Even though there is mandatory attendance, there is not mandatory buy-in. Schools may have their body, but not their mind. Students have free will and many are incredibly shortsighted. They should eat right, do homework, drive responsibly and not hang with the “wrong” kids.
     Each day they should rush to school and sit all twitterpated to hear what words of wisdom the teacher has to say. My father said, “The military cannot make someone do something, but it can make that person sorry they did not.” That is the philosophy of the stick. And it works some of the time.
However, it does not work with those students who, when told that if they do not graduate they will end up living under a bridge. They usually roll their eyes and say, “Oh, well.” For those students that stick is just a waste of time. At least a third of high school students do not graduate from a free public school education.

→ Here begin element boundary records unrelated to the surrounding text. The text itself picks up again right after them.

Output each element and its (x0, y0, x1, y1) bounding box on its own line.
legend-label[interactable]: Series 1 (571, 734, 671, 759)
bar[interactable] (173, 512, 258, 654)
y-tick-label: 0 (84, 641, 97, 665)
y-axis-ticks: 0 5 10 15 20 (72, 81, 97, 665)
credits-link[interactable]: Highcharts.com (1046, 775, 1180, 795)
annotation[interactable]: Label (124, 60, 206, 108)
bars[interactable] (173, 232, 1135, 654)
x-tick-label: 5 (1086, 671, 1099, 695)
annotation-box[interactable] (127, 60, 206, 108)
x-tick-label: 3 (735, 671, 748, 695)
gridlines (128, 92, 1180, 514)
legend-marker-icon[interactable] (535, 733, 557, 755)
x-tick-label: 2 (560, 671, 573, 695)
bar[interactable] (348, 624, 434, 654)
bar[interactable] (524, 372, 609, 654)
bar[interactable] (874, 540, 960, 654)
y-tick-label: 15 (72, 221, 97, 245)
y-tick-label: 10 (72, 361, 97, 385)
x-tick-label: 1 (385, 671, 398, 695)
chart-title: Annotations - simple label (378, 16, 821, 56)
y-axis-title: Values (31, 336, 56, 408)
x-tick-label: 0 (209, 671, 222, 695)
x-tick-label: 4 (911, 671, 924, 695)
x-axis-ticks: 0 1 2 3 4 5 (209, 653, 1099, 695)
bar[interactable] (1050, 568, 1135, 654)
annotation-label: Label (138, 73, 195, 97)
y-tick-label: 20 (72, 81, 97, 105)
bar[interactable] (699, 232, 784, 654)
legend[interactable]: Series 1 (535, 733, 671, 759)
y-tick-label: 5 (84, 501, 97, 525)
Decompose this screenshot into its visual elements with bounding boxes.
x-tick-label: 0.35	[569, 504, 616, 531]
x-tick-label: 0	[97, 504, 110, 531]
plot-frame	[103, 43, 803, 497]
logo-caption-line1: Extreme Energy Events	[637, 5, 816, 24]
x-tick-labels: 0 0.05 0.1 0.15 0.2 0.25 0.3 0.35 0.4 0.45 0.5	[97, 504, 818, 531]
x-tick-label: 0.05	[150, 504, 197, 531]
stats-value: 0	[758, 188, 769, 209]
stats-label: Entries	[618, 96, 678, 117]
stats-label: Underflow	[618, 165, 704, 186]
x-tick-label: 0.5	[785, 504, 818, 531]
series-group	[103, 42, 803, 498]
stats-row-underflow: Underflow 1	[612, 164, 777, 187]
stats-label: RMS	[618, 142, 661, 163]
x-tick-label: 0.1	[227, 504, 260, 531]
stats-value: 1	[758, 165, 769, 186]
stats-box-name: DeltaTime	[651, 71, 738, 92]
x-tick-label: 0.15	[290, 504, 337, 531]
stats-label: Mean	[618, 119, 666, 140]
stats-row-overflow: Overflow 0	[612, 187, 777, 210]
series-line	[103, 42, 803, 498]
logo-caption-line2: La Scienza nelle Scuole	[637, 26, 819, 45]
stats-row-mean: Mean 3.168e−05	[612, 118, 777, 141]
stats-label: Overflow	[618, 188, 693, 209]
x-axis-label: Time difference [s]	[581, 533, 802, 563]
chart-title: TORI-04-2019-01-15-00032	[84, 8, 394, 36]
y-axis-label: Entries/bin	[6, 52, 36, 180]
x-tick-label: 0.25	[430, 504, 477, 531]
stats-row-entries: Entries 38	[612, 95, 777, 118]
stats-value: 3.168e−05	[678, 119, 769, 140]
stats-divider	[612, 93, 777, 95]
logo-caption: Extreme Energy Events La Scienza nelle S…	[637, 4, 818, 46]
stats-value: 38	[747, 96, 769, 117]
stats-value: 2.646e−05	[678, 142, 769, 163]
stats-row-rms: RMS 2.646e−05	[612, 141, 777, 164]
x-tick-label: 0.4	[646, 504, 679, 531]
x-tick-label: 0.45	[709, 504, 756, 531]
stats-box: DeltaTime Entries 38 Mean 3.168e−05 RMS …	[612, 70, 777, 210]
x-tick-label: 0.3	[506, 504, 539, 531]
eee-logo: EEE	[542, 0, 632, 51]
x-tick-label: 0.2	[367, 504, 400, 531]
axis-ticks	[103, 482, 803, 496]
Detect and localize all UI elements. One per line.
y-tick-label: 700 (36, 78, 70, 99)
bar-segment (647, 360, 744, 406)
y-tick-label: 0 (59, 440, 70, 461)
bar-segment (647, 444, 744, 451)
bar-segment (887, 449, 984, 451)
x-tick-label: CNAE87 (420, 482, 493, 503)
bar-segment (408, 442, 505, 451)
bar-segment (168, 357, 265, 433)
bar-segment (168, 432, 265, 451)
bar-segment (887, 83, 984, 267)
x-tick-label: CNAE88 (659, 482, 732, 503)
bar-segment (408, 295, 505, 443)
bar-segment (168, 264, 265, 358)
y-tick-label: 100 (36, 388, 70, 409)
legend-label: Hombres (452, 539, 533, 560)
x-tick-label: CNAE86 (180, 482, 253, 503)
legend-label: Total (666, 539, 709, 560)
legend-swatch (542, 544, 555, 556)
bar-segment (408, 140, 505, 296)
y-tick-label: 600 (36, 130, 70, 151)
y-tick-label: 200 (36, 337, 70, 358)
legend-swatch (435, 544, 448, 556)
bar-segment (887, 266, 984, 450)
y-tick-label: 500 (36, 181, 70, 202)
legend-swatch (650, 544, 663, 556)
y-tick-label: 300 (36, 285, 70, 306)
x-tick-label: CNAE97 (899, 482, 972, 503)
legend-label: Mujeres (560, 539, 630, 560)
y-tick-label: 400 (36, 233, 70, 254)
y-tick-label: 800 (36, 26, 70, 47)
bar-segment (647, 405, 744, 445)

     What do we want? We want the students to enthusiastically embrace education and apply themselves to it, and graduate. So why not cut to the chase and use a carrot? Charlie Munger in Poor Charlie’s Almanac wrote, “When you do not get what you want, check the incentives that you are using.”
     These students who do not come to school can learn all of the words to a hundred rap songs with ease. They learn elaborate skateboard tricks. Many are multi-talented in art and music. Why? Because the reward **THEY** want is within their control.
     The secret to getting what we want them to do is to use a carrot they want. What do they want that we can ethically provide? Cars rate high on the student “cool” meter. What if at graduation a new car is given away by a drawing? The keys are given right then to a graduate. That would get their attention.
Additionally, to focus their attention, each student could “earn” extra chances for the graduation car. They have to graduate to get a chance at the car and there is a component for academic performance such as one entry for each C, two for each B and five for each A. Likewise attendance could garner extra chances. There is no guarantee someone with a 4.0 and perfect attendance will win, but it increases the odds.
     The cost of a car and maybe some other “cool” things is so minuscule compared to the cost of one third of our future walking away from a free education. Schools continually get more money for intervention programs. Most just provide employment for adults. Here is something that might work.
     At the end of the ninth, tenth and eleventh grade there might be a drawing for “cool” things just to keep the interest up. These are practical carrots rather than platitudes about twenty years from now. To kids fourteen, four years is a dark enough hole to peer through. Twenty years is beyond comprehension. And do not pull out the one kid who gets the twenty-year speech. There are millions who do not.
     Let us rethink using the stick and concentrate on using the carrot for student success.